The procedure for removing tumors is called a TURB or TURBT, and involves excising the tumor from the bladder wall. I’m not quite sure why the term “scrape” is used, which makes it sound something like shaving, which it really isn’t. The Dr. will often excise an area surrounding the tumor, and will try to go deeper than he thinks the tumor has progressed. Getting good “margins” both allows for better diagnosis, and also makes it a bit more certain that the Dr. has gotten out everything he/she can. It is common (and often advised) that a second TURB be done some weeks later, to make sure everything was removed, either by the same Dr. or another one if you are seeking a second opinion.
As to the “chemo” the Dr. was going to instill in your bladder, it was not the type of chemo given in other cancer treatments, but most likely something like mitomycin which is often given to stimulate the bladder’s immune response. It’s not the end of the world you weren’t able to get it, but the reason sounds a little odd to me. I can’t quite imagine a urologist excising a tumor to the depth that it would potentially compromise the bladder wall and cause leaking of the mitomycin.
I’m not sure how your urologist would know you’ve had this bladder cancer for a long time.
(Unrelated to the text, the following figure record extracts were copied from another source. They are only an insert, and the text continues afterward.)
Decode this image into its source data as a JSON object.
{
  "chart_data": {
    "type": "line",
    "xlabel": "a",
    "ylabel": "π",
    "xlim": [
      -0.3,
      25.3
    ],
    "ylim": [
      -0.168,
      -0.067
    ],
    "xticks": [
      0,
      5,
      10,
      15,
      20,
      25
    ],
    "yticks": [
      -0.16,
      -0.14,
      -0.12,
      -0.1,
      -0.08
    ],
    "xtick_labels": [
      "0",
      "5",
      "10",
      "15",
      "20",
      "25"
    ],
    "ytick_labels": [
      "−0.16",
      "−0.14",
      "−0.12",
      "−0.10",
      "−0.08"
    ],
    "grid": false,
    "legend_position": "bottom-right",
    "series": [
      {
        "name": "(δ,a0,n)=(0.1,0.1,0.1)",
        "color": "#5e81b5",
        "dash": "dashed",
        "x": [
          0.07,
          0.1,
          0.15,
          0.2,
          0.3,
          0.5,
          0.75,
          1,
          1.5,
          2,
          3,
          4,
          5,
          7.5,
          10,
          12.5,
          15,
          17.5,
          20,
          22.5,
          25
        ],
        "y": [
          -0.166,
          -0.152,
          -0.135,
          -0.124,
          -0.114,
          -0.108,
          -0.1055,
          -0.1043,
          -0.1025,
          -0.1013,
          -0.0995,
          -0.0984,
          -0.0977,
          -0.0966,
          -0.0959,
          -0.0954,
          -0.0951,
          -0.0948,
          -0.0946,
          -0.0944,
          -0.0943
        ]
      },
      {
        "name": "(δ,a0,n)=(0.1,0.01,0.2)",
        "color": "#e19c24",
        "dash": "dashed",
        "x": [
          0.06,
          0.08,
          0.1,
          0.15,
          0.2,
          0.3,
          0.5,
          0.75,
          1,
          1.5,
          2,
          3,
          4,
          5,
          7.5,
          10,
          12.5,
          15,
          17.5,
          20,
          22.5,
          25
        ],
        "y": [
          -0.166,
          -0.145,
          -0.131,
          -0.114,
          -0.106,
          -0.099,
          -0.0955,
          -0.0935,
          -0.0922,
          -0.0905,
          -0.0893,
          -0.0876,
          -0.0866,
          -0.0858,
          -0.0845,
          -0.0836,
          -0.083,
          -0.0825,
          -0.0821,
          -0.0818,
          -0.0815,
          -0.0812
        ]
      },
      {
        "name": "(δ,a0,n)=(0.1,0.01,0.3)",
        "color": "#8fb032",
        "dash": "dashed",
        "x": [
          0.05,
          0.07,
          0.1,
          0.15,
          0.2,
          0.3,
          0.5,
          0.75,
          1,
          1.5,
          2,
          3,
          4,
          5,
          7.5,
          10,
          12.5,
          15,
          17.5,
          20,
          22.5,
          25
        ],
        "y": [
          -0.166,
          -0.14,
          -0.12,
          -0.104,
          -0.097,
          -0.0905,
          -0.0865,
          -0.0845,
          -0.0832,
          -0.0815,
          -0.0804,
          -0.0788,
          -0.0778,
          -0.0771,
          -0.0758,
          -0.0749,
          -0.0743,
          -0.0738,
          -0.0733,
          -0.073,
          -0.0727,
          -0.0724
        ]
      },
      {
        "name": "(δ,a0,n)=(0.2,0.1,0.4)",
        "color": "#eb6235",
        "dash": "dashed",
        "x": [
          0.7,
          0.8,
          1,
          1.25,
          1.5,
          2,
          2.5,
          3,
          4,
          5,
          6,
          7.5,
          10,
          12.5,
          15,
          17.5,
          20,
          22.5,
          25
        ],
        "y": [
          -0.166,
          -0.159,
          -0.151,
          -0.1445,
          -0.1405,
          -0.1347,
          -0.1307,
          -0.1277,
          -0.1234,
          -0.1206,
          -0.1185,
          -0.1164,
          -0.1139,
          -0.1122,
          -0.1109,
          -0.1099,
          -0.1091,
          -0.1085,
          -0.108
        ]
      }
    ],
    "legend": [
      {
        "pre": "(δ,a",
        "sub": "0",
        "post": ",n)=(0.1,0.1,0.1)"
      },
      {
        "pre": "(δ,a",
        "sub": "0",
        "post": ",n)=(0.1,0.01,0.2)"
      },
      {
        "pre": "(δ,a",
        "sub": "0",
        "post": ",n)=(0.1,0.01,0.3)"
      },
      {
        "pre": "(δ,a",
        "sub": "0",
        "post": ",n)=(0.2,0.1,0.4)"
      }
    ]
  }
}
Maybe you should ask him when you go for your follow-up appointment. Xrays would not show bladder cancer; if the tumors are flat (CIS) and they aren’t looking closely for them, I’m not sure they would show up on MRI either, but I’m no expert. I presume some of these xrays and MRIs were done in connection with the kidney stones. I had a papillary tumor which was suggestive in an ultrasound exam; followed up with a CT scan which revealed it more clearly; and confirmed by cystoscopic exam. Cystoscopy is really the best way to diagnose bladder cancer. Tests of urine for abnormal cells is also sometimes done, but is less accurate than direct visual examination.
Please come back here after you’ve learned more. There is a lot of information on the site, and people here who can help with your questions. Even if you just want to “vent” or worry, folks will lend a sympathetic ear since so many of us have gone through what you are going through.
Ann
Small TA Grade 1, May-06; recur (2 tiny), same, June-08; TURBTs both times. BCG begun July-08, dosage to 1/3rd May-10, completed treatment December-11. All clear since 2008.